La crise s'installe dans le BTP

Le secteur du bâtiment se porte mal. Quelques chiffres permettent de caractériser cette tendance négative pour le second semestre 2012, voire pour 2013.

-Pour le neuf :

Une nette inflexion à la baisse des permis et mises en chantier a été observée depuis le début 2012. En glissement annuel sur quatre mois à fin avril :
dans le logement, autorisations et mises en chantier reculent respectivement de 1,2 % et 14,5 %. Cela vaut tant pour le collectif que pour l’individuel.
dans le non-résidentiel, hors bâtiments agricoles, surfaces autorisées et mises en chantier s’inscrivent respectivement en baisse de 1,6 % et de 16,5 %.

-En ce qui concerne l’amélioration-entretien :

La production en volume s’inscrit d’ores et déjà en baisse de 0,2 % au premier trimestre 2012 par rapport au même trimestre de 2011.

Les conséquences négatives sur l'emploi

En lien avec ce recul progressif de l’activité, les carnets de commandes s’effritent et l’emploi s’en ressent. Ainsi, à fin mars 2012, la perte nette dans le bâtiment ressort à environ 6 800 postes permanents, soit une réduction de 0,5 %, par rapport au premier trimestre 2011. Cela s’explique par la baisse simultanée des effectifs salariés (- 4 900) et de l’intérim en équivalent-emplois à temps plein (- 1 900).
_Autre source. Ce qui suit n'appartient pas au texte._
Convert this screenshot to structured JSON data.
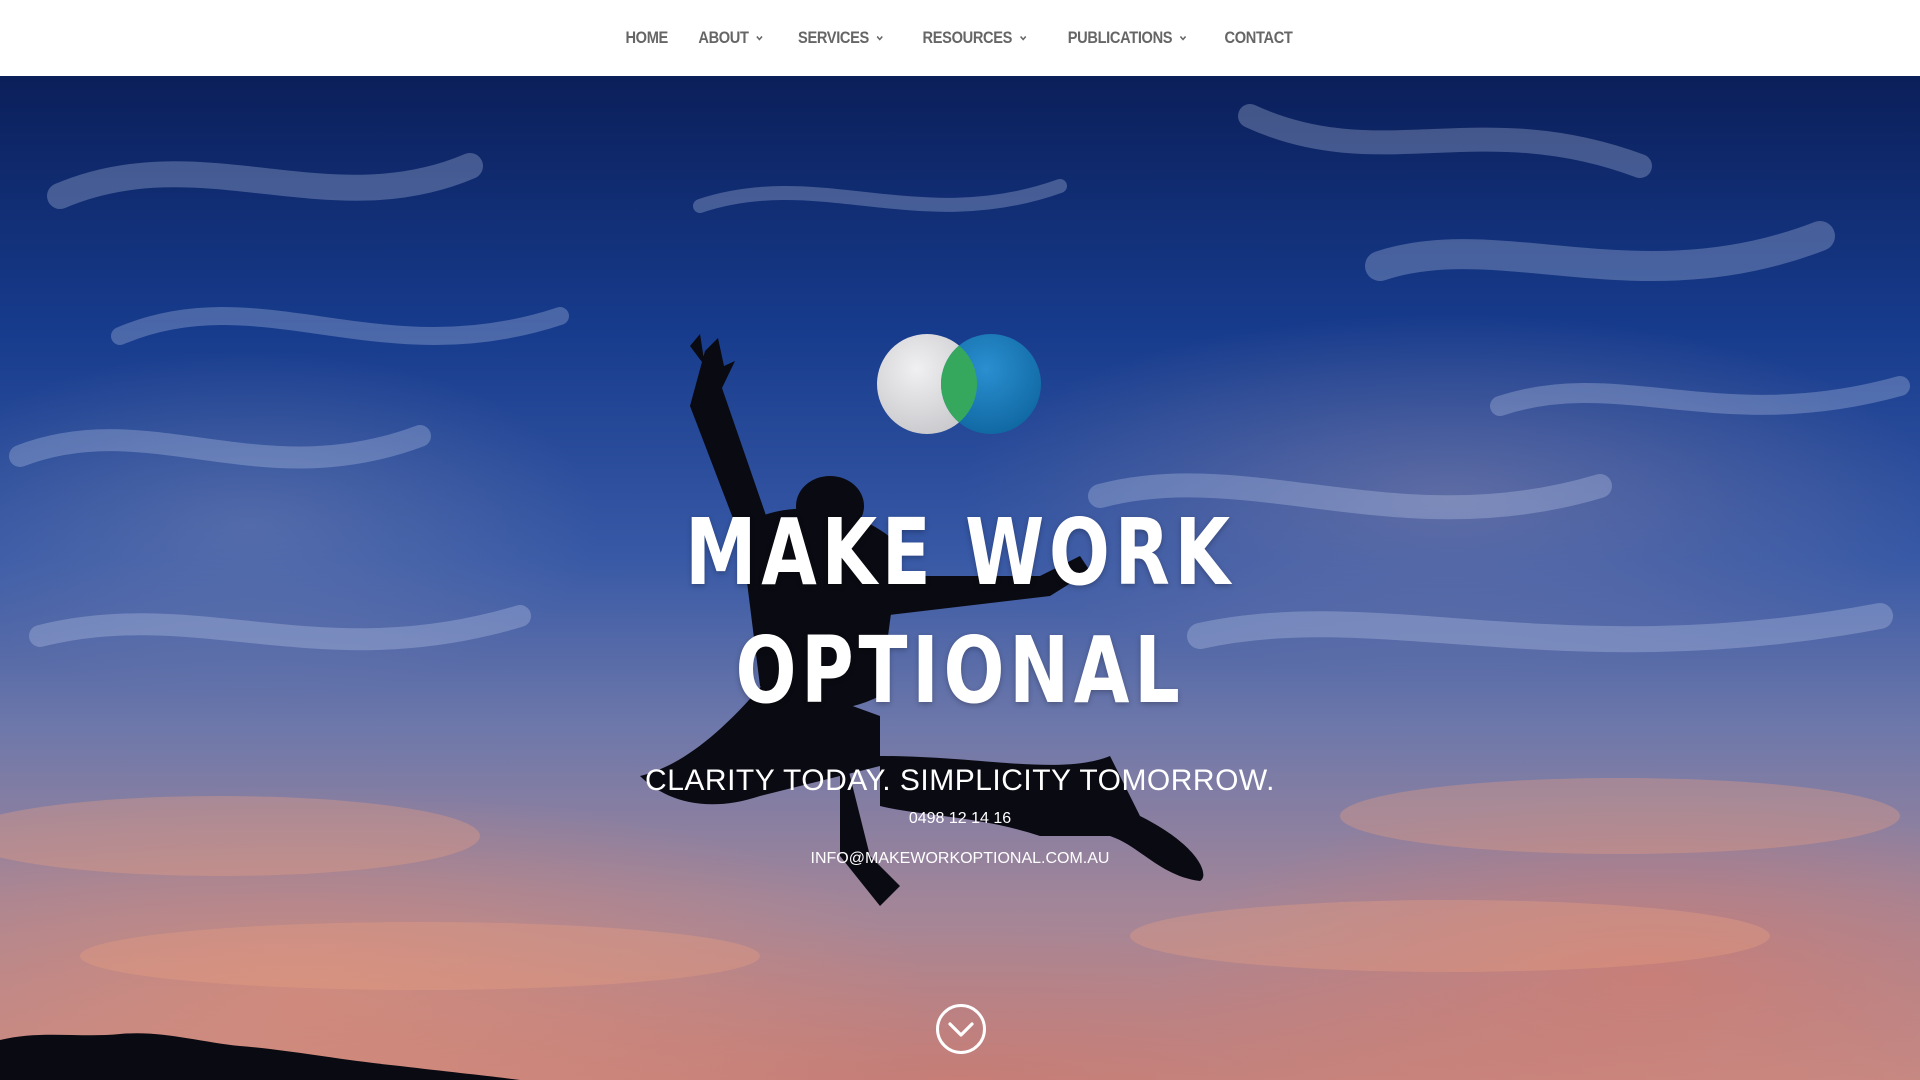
{
  "nav": {
    "items": [
      {
        "label": "HOME",
        "has_dropdown": false
      },
      {
        "label": "ABOUT",
        "has_dropdown": true
      },
      {
        "label": "SERVICES",
        "has_dropdown": true
      },
      {
        "label": "RESOURCES",
        "has_dropdown": true
      },
      {
        "label": "PUBLICATIONS",
        "has_dropdown": true
      },
      {
        "label": "CONTACT",
        "has_dropdown": false
      }
    ]
  },
  "hero": {
    "title_line1": "MAKE WORK",
    "title_line2": "OPTIONAL",
    "tagline": "CLARITY TODAY. SIMPLICITY TOMORROW.",
    "phone": "0498 12 14 16",
    "email": "INFO@MAKEWORKOPTIONAL.COM.AU",
    "background_image": "silhouette of person jumping against sunset sky",
    "scroll_icon": "chevron-down-circle-icon"
  },
  "colors": {
    "nav_text": "#666666",
    "nav_bg": "#ffffff",
    "logo_left": "#d9d9dc",
    "logo_right": "#1778b3",
    "logo_overlap": "#35a85e",
    "hero_text": "#ffffff"
  }
}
Dans un tel contexte, le président de la FFB, Didier Ridoret, a rappelé les annonces faites durant la campagne et confirmées depuis par le gouvernement. C’est le cas notamment de la construction de 500 000 logements en moyenne par an sur le quinquennat, dont 150 000 logements sociaux. Ou encore la rénovation thermique de 600 000 logements par an. Il estime que ces engagements sont parfaitement adaptés à la situation de crise. « Encore faut-il que la réalité des décisions soit en conformité avec les annonces, et qu’elles se traduisent au plus vite dans les faits », a-t-il ajouté.

Car pour la FFB, il s'agit là d'un impératif pour sauver la seconde partie de l'année 2013.